If you'd thrown $1,000 into Apple stock when he returned in early 1997 and just... held it, reinvesting dividends along the way, you'd be sitting on roughly $1.8 million today. That's not a typo. Over nearly three decades, that's the kind of return that changes lives.

What made it work? Jobs basically rebuilt the whole thing from scratch. He got Microsoft to invest $150 million and develop Office for Mac. Then came the iMac in 1998, new operating systems, the iPod in 2001. But the real inflection point was the iPhone in 2007. That device didn't just become a product - it created an entire industry and basically eliminated the need for most people to own a PC.

Even after Jobs passed in 2011, the company kept innovating.
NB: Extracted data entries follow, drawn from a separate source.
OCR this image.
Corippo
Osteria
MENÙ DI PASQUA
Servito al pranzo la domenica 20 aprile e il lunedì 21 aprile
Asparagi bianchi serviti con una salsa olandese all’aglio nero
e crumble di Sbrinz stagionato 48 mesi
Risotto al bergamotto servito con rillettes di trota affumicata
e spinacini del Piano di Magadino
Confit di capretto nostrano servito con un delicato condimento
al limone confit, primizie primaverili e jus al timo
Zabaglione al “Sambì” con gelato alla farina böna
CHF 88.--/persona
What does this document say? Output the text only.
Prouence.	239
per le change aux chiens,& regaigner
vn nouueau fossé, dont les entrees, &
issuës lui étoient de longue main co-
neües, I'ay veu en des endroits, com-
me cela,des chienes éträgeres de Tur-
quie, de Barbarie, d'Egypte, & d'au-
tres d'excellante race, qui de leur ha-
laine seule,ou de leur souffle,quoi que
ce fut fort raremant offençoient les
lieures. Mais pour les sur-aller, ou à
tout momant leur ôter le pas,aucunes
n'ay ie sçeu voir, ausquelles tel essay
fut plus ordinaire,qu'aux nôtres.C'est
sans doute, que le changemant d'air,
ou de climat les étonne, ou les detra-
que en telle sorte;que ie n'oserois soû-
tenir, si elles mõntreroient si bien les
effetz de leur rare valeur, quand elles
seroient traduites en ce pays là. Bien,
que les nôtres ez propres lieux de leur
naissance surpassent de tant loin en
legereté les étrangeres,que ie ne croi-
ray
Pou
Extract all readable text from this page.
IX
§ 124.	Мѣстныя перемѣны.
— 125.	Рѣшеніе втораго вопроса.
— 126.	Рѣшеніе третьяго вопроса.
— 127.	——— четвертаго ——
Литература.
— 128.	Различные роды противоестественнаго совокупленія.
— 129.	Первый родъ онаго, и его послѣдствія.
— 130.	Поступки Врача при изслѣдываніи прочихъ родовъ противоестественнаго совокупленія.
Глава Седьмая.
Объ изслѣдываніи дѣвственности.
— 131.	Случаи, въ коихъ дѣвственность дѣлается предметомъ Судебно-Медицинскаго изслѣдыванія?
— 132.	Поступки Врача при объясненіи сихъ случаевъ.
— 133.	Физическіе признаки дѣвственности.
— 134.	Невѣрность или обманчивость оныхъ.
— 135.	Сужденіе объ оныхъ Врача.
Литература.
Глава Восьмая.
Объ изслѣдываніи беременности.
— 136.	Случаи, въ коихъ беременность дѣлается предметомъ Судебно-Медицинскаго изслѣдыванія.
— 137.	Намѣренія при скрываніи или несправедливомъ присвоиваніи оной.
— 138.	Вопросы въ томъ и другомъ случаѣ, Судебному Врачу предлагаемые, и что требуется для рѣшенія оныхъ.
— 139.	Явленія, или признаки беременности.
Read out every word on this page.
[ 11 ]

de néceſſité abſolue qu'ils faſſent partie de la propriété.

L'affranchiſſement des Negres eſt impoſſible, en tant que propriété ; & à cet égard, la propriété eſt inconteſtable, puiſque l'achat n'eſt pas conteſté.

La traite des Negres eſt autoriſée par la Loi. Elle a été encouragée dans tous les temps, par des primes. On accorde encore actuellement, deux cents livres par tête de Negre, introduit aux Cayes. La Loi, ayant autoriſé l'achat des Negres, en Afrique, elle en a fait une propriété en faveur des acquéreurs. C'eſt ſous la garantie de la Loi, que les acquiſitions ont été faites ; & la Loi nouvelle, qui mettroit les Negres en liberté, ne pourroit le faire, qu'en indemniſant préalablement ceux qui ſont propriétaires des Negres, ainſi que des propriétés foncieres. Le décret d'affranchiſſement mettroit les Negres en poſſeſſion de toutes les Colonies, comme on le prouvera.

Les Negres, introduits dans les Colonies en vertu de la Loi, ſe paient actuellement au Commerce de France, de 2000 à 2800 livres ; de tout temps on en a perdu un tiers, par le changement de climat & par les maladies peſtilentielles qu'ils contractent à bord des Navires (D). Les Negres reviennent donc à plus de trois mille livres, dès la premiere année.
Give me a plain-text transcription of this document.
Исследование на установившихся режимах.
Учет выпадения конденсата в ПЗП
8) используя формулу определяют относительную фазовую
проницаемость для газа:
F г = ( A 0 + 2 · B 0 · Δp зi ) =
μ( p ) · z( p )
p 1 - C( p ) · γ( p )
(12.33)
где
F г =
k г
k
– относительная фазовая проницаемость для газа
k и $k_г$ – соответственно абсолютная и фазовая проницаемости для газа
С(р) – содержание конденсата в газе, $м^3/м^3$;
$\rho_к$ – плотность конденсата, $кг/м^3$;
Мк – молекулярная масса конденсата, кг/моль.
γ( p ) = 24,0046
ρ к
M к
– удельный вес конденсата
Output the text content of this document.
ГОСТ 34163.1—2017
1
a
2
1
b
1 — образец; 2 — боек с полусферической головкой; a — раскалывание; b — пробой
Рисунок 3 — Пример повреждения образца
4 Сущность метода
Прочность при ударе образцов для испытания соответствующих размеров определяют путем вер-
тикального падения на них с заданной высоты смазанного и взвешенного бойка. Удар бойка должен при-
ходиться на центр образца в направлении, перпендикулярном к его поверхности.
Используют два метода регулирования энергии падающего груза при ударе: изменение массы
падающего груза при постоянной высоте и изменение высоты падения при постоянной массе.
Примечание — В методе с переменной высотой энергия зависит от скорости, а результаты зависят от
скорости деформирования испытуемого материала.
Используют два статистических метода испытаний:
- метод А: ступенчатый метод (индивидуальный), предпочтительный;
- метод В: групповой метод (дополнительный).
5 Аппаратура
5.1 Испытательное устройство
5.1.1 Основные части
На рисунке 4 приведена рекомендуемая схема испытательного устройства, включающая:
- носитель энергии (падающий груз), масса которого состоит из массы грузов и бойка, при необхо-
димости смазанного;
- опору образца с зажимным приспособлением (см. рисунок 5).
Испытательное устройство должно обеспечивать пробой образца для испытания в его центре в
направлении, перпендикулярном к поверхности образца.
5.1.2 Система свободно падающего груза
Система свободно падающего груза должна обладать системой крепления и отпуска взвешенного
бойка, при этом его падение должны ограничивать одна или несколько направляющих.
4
Sure, they face real competition now from Android ecosystems and other mega-cap tech players in AI, but they've managed to stay at the top of the market cap rankings most of the time.

Here's what stands out to me about this: The biggest wealth creation came from believing in a founder's vision during their darkest moment, then having the patience to hold through multiple innovation cycles. Most people panic sell. The ones who didn't? They became millionaires.

It's a reminder that in any market - whether it's traditional stocks or crypto - finding quality assets at low points and holding through the cycles is where real returns come from. The volatility that scares people away is often where the opportunity lives.

Makes you think about what assets today might look similar to Apple in 1997, right?